Angela Merkel hat auf dem CDU-Parteitag eine „harte ideologische Wende“ vollzogen, sagt Sigmar Gabriel. Ihre Rede sei ein Versuch gewesen, die CDU nach innen zu einen, wobei Merkel jede Antwort auf die drängenden Probleme in Deutschland schuldig geblieben sei.
Im Gespräch mit dem Deutschlandfunk sagt Gabriel, dass Merkel eine Wende zum Erzkonservativen vollzogen habe - aus Angst, dass ihre Partei aufgrund der „verkorksten Politik" auseinanderbreche. Für den SPD-Vorsitzenden ist das, was Union und FDP in den letzten zwölf Monaten abgeliefert haben, „alles andere als begeisterungsfähig, sondern eher ein Konjunkturprogramm für Politikverdrossenheit“.
Und seine Kritik geht weiter: Die Kanzlerin habe in ihrer Rede keine Antwort auf die zentralen Herausforderungen in Deutschland gegeben - kein Wort dazu, wie das Bildungssystem reformiert, wie die Weltwirtschaft stabil gehalten und wie der Wirtschaftsaufschwung zu einem Aufschwung für alle und nicht nur Wenige werden kann. Statt dessen rede Merkel nicht mehr von Europa, sondern wieder vom Vaterland und orientiere sich am alten konservativen Familienbild.

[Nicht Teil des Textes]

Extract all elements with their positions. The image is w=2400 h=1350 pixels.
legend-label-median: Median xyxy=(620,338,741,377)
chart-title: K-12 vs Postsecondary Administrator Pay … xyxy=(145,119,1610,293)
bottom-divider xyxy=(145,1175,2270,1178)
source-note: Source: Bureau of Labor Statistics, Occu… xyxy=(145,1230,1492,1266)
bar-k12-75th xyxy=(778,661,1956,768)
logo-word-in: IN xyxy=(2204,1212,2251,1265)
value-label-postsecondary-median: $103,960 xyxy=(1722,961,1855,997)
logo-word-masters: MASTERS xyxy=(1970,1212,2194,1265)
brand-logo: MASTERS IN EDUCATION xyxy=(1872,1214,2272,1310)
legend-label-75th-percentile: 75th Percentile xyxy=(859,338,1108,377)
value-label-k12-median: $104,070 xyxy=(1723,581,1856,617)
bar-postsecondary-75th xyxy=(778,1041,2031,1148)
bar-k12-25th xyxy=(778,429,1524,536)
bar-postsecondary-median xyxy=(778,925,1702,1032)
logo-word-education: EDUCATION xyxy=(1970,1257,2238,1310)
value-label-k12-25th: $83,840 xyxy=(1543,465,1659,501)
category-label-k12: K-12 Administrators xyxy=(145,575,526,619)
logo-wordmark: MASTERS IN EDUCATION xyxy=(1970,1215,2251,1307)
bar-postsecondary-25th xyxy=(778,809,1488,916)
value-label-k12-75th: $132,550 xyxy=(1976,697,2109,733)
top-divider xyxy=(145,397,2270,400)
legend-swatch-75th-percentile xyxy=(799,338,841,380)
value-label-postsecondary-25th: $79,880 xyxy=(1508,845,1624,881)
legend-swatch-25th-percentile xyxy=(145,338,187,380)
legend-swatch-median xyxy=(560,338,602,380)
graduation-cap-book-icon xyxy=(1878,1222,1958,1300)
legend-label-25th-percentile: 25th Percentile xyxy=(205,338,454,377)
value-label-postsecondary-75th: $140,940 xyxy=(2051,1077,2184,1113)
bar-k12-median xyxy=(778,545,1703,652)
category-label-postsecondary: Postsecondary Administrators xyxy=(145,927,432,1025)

Stuttgart 21: „Kanzlerin will mit dem Kopf durch die Wand“
Gabriel beklagt auch die Art und Weise, wie die CDU-Vorsitzende das Bahnprojekt „Stuttgart 21“ verteidigt. Zwar sei auch die SPD nach wie vor für das Projekt, doch man werde es nicht mit dem „Polizeiknüppel“ durchsetzen können. „Was die Kanzlerin da versucht, ist mit dem Kopf durch die Wand zu gehen.“ Aus Sicht der SPD soll letztendlich das Volk in Baden-Württemberg über die Zukunft des Bahnprojekts abstimmen. Schließlich handele es sich bei der Zukunft des Stuttgarter Bahnhofs nicht um ein deutsches, nationales Projekt, so Gabriel, sondern um ein regionales Verkehrsprojekt. Sprechen sich die Menschen in Baden-Württemberg bei einer Volksabstimmung für das Projekt aus, werde es gebaut, „und wenn die Menschen sagen, nein, dann werden wir es nicht bauen“. Für Merkel ist „Stuttgart 21“ ein „Thema des Weltfriedens“, für Gabriel ist diese Verknüpfung „Unsinn“.
Absage an Große Koalition
Wie Merkel spricht sich auch Gabriel gegen eine Neuauflage der großen Koalition aus und verweist dabei auf die großen Unterschiede zwischen SPD und CDU in der Atompolitik, der Gesundheitspolitik und der Bildungspolitik.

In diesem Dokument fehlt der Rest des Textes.